J'accuse…
Explication
En 1894, le capitaine Alfred Dreyfus, Juif alsacien, est condamné pour trahison au profit de l’Allemagne et envoyé au bagne de Guyane. Seuls quelques « dreyfusistes » (brocardés par leurs adversaires comme «dreyfusards») clament son innocence, accusant l’état-major d’avoir choisi un coupable idéal, c’est-à-dire juif, donc apatride, et originaire d’Alsace, une province annexée par le Reich après la défaite de 1870.
En 1898, Émile Zola est un écrivain célèbre dans toute l’Europe qui a publié la grande série romanesque des Rougon-Macquart. Estimant qu’il doit mettre en pratique ses idéaux de justice, il prend fait et cause pour Dreyfus. Le 13 janvier, il publie dans le quotidien L’Aurore une longue « Lettre à M. Félix Faure, président de la République », qui couvre toute la première page et une partie de la deuxième. Il y accuse nommément des généraux, des magistrats et des hommes politiques de camoufler une erreur judiciaire. Comme chaque paragraphe commence par « J’accuse », le directeur politique du journal, Georges Clemenceau, titre au dernier moment cette lettre par un énorme «J’accuse…» sur six colonnes à la une.

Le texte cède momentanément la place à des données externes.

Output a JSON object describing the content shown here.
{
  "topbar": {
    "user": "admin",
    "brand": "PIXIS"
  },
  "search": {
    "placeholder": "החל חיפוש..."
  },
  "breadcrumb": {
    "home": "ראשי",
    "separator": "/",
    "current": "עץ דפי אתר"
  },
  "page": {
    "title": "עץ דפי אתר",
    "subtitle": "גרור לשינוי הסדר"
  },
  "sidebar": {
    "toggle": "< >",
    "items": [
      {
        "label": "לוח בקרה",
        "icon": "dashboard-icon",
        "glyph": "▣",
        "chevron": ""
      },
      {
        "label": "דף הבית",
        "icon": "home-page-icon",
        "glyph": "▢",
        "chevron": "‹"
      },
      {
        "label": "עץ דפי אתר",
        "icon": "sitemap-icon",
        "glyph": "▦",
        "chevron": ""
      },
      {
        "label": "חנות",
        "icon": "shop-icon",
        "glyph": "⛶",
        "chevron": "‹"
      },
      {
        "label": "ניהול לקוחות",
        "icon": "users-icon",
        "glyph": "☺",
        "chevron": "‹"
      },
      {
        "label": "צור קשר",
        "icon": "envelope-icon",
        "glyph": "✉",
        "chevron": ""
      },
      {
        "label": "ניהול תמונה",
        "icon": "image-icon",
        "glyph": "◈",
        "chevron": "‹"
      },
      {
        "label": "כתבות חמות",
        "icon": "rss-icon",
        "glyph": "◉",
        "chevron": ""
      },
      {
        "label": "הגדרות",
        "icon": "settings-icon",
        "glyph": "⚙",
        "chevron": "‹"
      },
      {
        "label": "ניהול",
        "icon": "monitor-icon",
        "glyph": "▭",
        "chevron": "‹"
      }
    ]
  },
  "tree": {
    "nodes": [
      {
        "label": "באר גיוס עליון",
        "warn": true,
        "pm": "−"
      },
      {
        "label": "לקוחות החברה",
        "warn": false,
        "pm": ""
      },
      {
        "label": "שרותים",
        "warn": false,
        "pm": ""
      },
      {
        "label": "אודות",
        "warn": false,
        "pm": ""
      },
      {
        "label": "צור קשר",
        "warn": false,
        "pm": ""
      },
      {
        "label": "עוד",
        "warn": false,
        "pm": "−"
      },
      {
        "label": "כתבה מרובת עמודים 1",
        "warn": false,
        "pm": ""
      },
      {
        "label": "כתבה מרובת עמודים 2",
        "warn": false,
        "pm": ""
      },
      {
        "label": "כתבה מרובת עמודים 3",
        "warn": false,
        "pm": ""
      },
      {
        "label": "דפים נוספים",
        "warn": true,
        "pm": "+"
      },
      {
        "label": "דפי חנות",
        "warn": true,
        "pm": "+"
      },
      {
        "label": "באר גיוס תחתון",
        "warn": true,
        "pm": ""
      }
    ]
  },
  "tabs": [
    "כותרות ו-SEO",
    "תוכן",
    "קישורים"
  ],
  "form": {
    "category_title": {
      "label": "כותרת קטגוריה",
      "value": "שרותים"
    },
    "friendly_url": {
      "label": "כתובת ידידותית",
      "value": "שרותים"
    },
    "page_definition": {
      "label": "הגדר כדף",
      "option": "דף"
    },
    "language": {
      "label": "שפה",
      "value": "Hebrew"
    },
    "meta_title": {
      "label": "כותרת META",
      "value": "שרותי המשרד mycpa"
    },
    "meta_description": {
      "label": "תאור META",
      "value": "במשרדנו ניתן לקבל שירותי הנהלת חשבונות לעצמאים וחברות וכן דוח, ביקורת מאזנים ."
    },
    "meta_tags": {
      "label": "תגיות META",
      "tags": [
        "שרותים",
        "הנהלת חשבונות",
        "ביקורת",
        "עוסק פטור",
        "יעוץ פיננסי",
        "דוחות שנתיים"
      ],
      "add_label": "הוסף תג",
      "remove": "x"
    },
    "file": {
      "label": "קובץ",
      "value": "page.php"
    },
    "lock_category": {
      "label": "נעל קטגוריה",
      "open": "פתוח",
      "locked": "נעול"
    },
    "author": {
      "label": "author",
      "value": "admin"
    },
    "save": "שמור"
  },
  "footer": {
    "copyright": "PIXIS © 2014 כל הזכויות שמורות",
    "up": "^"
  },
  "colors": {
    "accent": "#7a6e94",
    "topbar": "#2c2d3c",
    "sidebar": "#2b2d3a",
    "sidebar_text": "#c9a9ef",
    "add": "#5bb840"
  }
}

Avec 300 000 exemplaires diffusés, i’Affaire est relancée dans l’opinion et chez les intellectuels. Mais le jour même, à une écrasante majorité (312 contre 122), les députés votent des poursuites contre Zola. Le 23 février, l’accusateur accusé est condamné à un an de prison et 3 000 francs d’amende pour diffamation. Au mois de juillet, sur le conseil de Clemenceau, il choisit de s’exiler en Angleterre. Il y restera près d’un an. Mais I’Affaire poursuit son cours.